For the first two weeks of our shared “social distancing,” I wouldn’t have been able to say how things were working out between us if you asked.  I had fallen so far inside my own head that all my waking energy was spent trying to keep myself from being completely swallowed up by that black hole.  

But as time went on, I noticed that I wasn’t fighting quite so hard.  This was partly because we’d been home long enough to have outlasted the incubation period if we had been infected.  But, more than that, it was because I wasn’t battling alone.  Life no longer consisted only of me straining to create a satisfying solitary existence while waging a lonely war against my anxiety, as it had been for most of the last twenty years.  Just having someone in the house to shoulder some of the burden of everyday life—mowing the lawn, taking out the trash, caring for the animals, planning grocery deliveries, working on household projects—was a godsend.  And having another person consistently within shouting distance, someone with needs and fears and challenges of his own, served as a life ring.  It dragged me out of my own head and pulled my attention to someone who was not me.

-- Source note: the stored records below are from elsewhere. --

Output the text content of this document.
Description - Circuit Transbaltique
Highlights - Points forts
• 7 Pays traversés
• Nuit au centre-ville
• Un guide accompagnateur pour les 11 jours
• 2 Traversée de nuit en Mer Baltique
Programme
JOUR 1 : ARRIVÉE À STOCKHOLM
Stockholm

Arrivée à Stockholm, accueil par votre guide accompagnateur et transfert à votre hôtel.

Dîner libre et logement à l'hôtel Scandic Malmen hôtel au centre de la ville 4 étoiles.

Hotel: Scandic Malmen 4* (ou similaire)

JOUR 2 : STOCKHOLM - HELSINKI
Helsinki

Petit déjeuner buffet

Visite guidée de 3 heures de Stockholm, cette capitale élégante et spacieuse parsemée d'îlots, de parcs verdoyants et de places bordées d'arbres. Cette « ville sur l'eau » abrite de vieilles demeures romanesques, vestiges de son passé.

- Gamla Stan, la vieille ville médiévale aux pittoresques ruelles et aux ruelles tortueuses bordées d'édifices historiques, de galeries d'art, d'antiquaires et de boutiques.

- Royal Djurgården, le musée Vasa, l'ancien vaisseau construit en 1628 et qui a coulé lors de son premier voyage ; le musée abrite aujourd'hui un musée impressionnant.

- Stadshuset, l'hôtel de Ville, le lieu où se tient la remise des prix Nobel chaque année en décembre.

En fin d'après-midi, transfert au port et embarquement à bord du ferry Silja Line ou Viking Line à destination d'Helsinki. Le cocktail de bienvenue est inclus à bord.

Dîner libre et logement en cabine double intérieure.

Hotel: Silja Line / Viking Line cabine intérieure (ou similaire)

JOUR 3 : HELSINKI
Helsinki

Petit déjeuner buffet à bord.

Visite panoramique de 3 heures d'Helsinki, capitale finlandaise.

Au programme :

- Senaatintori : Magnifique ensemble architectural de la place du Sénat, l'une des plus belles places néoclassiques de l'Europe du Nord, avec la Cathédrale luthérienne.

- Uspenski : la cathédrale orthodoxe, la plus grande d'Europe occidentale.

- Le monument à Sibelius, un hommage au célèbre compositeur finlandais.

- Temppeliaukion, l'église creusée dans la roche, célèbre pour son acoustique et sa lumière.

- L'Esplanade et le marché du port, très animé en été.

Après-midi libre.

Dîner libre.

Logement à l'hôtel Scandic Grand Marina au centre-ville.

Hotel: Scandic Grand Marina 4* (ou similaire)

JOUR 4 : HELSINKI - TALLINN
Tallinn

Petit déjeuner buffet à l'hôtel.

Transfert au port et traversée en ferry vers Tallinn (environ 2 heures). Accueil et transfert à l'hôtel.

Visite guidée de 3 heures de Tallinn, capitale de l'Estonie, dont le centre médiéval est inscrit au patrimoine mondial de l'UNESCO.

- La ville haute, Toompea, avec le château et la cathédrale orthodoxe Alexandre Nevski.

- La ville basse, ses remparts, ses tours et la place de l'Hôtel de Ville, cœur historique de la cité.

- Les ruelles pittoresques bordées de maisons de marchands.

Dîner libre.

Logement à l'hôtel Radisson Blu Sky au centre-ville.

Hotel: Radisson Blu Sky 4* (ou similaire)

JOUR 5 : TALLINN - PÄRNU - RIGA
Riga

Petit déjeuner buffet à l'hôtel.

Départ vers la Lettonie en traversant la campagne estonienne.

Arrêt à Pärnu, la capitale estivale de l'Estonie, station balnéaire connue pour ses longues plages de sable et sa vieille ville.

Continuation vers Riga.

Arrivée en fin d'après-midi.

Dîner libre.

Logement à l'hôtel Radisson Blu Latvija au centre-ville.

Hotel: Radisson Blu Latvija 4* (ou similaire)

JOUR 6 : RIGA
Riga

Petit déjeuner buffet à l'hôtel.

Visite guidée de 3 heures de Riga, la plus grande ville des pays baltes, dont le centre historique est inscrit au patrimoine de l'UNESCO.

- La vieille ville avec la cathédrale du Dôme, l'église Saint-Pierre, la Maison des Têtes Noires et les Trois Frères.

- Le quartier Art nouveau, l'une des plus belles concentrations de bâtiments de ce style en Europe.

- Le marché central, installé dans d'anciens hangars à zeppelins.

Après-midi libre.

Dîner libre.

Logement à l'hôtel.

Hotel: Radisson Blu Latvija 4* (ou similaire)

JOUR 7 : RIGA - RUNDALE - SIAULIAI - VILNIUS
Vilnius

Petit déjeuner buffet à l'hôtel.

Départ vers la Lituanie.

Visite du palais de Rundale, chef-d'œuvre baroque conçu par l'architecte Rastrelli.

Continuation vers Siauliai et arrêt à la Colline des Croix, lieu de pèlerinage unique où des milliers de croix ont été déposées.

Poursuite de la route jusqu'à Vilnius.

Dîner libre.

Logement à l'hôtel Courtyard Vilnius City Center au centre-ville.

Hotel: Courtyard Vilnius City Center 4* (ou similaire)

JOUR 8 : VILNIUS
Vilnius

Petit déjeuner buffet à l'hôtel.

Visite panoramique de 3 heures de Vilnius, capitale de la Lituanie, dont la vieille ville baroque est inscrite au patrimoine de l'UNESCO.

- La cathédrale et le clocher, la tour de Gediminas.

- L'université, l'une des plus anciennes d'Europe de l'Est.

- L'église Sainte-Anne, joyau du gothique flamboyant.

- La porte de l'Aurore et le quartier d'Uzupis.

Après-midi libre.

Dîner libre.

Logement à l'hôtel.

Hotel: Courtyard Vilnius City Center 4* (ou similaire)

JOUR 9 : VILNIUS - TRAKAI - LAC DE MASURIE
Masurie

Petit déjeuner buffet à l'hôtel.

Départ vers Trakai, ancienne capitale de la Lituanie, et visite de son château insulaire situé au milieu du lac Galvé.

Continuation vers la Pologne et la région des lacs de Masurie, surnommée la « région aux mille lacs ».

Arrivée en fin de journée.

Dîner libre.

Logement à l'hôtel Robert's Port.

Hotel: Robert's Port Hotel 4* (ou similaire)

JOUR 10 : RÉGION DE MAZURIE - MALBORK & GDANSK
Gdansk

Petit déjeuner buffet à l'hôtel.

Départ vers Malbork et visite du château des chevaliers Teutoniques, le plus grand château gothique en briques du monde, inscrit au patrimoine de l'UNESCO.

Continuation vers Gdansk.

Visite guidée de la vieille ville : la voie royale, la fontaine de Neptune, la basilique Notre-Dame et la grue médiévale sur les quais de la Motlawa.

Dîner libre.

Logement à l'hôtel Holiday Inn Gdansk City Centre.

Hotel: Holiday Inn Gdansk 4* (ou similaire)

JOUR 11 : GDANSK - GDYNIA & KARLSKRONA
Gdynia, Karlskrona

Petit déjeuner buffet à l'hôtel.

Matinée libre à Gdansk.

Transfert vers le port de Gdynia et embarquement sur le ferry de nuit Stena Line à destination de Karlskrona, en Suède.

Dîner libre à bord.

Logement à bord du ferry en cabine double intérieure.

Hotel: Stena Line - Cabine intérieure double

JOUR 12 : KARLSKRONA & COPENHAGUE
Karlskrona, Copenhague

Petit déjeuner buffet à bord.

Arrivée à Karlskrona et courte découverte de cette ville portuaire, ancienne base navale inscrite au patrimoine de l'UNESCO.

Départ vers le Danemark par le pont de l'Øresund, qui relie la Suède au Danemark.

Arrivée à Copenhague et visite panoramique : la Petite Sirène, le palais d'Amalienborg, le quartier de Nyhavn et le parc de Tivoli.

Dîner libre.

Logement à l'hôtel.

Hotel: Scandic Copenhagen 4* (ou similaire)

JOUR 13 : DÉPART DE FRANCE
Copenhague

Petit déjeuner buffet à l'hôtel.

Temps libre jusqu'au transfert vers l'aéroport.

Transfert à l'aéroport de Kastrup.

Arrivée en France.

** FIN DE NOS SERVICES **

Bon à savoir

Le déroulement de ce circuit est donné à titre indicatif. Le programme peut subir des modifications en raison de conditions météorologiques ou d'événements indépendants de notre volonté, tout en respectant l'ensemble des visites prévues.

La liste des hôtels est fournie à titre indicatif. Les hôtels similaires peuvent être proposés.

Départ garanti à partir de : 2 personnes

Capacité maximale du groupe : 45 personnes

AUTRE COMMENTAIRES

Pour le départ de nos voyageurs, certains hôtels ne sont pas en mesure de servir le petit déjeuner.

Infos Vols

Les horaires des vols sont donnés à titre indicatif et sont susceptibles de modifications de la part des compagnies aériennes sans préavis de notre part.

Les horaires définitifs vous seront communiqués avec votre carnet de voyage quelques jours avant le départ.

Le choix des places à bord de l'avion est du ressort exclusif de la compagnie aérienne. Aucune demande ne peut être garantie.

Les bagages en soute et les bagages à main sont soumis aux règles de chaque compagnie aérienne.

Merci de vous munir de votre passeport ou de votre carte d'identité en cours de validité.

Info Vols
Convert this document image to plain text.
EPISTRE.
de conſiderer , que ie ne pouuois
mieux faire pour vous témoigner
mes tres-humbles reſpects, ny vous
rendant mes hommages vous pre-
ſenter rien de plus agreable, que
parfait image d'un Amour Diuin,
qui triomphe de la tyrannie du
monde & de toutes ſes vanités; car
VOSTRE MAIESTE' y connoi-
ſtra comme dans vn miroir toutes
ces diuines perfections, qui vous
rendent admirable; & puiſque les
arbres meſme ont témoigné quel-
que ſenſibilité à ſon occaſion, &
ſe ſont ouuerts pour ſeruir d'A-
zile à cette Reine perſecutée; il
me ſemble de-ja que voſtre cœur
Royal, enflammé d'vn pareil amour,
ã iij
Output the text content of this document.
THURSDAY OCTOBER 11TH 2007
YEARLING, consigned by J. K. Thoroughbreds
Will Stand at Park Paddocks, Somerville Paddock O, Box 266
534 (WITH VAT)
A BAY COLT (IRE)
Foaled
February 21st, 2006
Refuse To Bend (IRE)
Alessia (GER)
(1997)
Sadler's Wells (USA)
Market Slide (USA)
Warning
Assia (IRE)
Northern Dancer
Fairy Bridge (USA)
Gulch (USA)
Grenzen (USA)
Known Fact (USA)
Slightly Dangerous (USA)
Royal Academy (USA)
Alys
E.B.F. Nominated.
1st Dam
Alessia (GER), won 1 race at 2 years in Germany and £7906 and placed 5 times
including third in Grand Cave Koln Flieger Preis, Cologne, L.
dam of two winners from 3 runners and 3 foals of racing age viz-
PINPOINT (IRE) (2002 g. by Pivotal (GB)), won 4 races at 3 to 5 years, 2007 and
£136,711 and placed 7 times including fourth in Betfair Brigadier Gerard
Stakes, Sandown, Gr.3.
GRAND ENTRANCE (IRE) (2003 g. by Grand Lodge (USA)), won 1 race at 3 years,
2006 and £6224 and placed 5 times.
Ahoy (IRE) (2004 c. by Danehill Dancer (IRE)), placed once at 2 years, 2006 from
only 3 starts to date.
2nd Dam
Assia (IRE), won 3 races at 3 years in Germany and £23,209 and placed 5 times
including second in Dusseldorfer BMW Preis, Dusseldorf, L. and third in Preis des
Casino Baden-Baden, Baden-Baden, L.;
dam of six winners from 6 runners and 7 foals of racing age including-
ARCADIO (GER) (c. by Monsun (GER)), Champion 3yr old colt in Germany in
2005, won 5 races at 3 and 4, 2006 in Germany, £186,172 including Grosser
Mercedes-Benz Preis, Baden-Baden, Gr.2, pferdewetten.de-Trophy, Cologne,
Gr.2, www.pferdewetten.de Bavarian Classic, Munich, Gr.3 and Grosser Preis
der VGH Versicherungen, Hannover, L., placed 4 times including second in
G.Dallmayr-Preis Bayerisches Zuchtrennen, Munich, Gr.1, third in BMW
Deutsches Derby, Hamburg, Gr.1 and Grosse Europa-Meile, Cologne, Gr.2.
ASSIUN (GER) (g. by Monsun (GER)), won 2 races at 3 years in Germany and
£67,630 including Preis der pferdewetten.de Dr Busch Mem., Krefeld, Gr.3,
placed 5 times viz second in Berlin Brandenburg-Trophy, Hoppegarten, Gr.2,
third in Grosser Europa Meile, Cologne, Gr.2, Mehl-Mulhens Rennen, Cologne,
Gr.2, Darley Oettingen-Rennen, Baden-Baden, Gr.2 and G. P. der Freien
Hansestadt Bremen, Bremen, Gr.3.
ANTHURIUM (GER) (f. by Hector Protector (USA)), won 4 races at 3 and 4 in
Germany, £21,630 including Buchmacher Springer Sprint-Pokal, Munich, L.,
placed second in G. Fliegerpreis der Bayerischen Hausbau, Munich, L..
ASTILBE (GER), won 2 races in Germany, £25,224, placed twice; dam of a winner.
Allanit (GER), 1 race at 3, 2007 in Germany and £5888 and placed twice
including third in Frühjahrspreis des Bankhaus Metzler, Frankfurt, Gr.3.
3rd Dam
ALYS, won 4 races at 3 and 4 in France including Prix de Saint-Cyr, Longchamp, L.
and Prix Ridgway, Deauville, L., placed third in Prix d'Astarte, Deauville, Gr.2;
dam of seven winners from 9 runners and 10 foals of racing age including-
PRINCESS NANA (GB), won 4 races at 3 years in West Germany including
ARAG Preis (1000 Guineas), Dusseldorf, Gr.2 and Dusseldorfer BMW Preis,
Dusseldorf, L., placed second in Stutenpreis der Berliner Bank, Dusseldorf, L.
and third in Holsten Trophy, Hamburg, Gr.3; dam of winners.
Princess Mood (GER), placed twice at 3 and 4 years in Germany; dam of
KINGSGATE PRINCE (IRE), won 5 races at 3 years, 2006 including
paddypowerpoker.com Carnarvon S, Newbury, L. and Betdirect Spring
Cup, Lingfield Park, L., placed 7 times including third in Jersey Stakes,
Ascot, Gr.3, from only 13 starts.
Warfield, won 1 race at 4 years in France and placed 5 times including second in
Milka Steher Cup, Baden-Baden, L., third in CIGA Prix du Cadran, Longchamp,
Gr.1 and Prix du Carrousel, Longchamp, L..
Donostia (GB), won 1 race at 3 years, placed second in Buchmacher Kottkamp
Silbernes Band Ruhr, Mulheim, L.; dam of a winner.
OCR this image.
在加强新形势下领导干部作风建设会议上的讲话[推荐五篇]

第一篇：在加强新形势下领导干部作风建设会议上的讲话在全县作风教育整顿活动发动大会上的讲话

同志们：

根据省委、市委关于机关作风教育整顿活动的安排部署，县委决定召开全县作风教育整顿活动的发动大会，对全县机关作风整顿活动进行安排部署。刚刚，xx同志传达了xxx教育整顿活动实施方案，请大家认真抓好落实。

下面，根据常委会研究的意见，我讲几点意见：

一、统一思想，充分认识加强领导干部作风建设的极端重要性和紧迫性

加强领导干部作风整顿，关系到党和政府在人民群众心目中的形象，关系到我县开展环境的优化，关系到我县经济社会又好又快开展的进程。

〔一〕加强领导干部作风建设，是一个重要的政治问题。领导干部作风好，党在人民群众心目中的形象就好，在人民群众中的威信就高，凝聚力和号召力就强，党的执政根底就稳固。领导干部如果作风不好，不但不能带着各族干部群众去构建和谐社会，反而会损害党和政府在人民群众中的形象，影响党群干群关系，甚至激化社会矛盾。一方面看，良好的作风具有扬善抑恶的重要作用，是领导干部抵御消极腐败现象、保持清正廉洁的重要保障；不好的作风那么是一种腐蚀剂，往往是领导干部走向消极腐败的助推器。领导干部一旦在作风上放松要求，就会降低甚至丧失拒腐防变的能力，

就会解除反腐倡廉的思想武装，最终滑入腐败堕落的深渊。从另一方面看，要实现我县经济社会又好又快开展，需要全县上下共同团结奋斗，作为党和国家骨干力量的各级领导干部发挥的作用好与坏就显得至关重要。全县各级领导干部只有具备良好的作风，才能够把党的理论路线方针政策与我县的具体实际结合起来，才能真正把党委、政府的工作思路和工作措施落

At some point, I noticed this, and sat and thought about it for a bit.  And what I realized was that I was hunkered down, socially distancing and sheltering in place with…my best friend.  After all the years of see-sawing commitment; of almost getting close enough then pushing each other away; of frustration and anger and hurt; we still liked each other.  I suppose if that basic fact were not true—if we were not on some level best friends through everything—we would not still be together at all. 

I told someone a couple of weeks ago that this “difficult” time we’re living through has actually given me the opportunity to tend my relationship with my husband, with whom I have “really needed to reconnect.”  During the days, he “works” from home, on what is left of his work, and I fuss around with house and/or yard projects.  In the afternoons, we work on projects together, or go for drives, do online shopping, or do our little one-mile “walk-at-home” workouts together.  In the evenings, we settle in and binge-watch several episodes of our favorite reruns on tv.  One night a week, we declare “no tv night,” and after dinner, we play cribbage or Racko until bed time. At the end of every evening, I fill up the kitchen sink and we do the day’s dishes together (our “new” house came without a dishwasher.  But who needs one?)

We’re so comfortable in our isolation, that I almost feel guilty to be so blessed, when so many others are suffering so much pain and loss during this dark time.

In the mornings, when I go outside to feed the outside animal life and drink my coffee, I salute the four compass points and honor the Spirits of East, South, West and North from whom I have sought guidance for years.  And I make it a point to express to each Spirit that I am grateful, SO grateful for the blessings and the guidance that have been so freely given to me and my household during these hard times. 

I’m pretty sure there are still difficult times in store for us, financially, at least.  His job will be over by the end of July, and our small business is in a state of limbo, without festivals, fairs and markets at which to sell our wares.  Income and health care are looming worries.  But the Universe has continued to show such care and love for our little household that I can’t help but rest in it, confident that, as always, we will be provided for, one way or another.